Ибо верил: коли жив, француз сдержит слово и опять воротится на Украину, где прожил почти двадцать лет, строя против козацких сил крепости, трудясь для расширения польских владений на Украине, для выгоды и славы королей, — всё то по службе! — а по дружбе болея о трудовом люде Украины, любуясь её природою, водя дружбу с козаками, заглядываясь на украинских девчат.

Он полюбил тогда Приднепровье и мечтал уже не на службу к польской короне — сюда вернуться.
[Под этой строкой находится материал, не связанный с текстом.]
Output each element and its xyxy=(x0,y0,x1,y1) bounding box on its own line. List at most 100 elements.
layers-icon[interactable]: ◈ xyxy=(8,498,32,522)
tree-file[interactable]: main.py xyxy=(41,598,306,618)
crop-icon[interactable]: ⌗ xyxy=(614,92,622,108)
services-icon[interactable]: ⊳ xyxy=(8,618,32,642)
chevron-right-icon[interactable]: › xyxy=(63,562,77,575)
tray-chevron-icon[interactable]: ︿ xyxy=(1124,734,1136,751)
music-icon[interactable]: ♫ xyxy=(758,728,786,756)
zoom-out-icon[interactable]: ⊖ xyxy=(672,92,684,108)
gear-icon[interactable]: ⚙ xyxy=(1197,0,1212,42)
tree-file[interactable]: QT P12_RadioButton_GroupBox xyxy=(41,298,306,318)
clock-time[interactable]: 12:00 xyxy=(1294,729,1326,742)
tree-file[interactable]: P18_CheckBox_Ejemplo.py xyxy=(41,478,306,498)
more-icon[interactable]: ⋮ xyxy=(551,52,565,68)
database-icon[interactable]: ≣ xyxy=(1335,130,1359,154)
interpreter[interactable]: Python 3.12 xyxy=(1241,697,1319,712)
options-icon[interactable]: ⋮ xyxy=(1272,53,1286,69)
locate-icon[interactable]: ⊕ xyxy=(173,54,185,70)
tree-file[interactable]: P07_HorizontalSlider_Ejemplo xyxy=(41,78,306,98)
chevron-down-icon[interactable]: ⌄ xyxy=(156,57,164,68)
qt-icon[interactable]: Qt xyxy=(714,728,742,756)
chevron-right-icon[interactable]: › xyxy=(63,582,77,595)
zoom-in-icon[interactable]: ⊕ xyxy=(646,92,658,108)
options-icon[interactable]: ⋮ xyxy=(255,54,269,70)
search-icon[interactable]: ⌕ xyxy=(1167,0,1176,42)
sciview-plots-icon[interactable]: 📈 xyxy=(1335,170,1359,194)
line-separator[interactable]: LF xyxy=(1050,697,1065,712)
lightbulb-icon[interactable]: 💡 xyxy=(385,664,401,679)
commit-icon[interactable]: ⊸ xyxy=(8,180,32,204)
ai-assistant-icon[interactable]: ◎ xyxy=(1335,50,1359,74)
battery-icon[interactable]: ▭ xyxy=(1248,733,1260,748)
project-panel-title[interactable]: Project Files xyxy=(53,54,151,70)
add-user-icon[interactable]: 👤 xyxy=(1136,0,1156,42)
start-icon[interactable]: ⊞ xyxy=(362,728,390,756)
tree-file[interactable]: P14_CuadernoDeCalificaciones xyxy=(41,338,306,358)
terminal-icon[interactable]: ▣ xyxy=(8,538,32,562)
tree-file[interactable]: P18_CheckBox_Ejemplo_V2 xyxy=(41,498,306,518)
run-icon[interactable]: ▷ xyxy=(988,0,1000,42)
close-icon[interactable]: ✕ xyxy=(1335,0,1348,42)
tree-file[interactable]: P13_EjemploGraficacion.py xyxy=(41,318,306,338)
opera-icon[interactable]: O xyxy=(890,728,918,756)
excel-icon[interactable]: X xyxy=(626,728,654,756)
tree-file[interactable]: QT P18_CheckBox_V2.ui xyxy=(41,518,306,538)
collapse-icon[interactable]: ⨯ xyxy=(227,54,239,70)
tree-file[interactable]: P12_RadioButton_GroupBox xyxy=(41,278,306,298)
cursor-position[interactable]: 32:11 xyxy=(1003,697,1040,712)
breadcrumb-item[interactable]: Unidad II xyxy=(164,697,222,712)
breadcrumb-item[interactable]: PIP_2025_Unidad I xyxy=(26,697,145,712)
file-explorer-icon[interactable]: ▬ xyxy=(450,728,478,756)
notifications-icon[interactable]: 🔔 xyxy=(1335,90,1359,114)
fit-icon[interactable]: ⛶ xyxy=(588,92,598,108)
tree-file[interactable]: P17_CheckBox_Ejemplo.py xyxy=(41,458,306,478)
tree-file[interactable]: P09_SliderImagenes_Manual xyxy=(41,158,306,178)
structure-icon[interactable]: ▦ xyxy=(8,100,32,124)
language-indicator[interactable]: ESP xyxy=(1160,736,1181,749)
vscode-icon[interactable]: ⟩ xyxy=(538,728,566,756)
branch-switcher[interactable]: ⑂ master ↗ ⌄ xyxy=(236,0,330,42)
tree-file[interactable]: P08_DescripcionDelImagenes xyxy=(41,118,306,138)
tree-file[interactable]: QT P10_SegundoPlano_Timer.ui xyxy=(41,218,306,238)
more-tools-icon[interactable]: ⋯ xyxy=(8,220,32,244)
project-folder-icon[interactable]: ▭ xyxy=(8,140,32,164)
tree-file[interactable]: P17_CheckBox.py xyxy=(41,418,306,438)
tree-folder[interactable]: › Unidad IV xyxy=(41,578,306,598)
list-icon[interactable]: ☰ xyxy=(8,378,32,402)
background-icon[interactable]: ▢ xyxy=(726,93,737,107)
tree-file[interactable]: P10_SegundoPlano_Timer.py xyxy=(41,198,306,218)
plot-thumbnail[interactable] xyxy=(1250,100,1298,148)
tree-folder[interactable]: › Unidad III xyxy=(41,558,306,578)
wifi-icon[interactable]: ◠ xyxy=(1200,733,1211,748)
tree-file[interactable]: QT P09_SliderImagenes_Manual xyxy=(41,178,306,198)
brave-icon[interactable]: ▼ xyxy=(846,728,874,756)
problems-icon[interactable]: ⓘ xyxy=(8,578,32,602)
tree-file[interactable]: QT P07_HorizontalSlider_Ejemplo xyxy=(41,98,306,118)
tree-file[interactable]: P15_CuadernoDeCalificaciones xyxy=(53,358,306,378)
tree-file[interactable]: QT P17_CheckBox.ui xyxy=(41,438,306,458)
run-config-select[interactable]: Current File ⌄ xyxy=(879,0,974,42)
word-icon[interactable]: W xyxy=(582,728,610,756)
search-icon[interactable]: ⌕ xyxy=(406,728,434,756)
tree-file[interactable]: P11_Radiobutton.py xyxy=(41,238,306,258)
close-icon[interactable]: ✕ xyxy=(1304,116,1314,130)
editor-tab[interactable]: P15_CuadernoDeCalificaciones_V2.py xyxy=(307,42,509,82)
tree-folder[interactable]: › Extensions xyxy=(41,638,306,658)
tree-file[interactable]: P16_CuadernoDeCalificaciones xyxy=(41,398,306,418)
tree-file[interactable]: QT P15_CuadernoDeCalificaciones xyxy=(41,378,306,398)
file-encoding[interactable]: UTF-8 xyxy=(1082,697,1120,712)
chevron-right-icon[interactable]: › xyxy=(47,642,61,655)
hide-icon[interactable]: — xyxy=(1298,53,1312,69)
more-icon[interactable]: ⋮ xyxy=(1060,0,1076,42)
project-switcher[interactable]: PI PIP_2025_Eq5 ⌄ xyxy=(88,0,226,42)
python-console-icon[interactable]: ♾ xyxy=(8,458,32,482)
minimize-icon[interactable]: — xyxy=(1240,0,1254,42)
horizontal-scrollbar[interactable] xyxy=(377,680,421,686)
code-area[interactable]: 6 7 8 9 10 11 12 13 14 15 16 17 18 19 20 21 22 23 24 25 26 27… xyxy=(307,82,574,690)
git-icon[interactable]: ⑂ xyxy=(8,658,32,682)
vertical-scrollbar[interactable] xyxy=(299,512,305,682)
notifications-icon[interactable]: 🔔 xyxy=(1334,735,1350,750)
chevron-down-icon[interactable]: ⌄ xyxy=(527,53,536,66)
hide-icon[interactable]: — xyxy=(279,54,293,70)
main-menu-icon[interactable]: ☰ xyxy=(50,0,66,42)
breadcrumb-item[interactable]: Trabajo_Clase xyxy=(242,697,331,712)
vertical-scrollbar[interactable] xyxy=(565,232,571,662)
Он напечатал во Франции «Описание Украины», выпустил и восемь карт, гравированных известным голландским художником Гондиусом, а наш Козак Мамай один отпечаток тех карт, красками расписанных, отнял как-то у польского военачальника в бою на Жёлтых Водах: паны с этими картами в руках грабили богатства Украины.

Видел когда-то Мамай у покойного Богдана и большую Бопланову карту Польши: её развернул гетман, принимая королевских послов, и карта сия лежала перед ними как угроза…

Но Боплана в ту пору близ Днепра уже не было: оставив службу в Войске Польском, где имел чин капитана артиллерии, он вернулся во Францию, в Руан, возможно потому, что, предчувствуя близкое начало на Украине новой вызволительной войны, воевать против народа нашего больше не желал…

А сейчас, в гетманском узилище, он Козаку приснился.

Еще молодым, подвижным и ловким снился, каким был, когда строил для поляков в Калиновой Долине две крепости, — паны полагали замкнуть ими подходы к городу Мирославу.

Во сне и повстречались ненароком.

Сбросив мундир капитана артиллерии, в треуголке с цветным пером, в зелёном французском кафтане, в жабо, в красных чулках, в долгогривом парике «алонж», Боплан шёл после обедни в доминиканском монастыре, хищно нависавшем с горы над Мирославом, и задержался среди зарослей калины.

Было ему, должно быть, приятно глядеть на чашу калиновых кустов, на белые кисти, на белые, круглые, о пяти углах, лепесточки, целомудренные и прохладные, с алмазами росы в каждом соцветии.

И снилось Мамаю, будто бы он сказал:

— Сей цветок изобразить бы на гербе Украины: у иных народов калиновый цвет означает мир.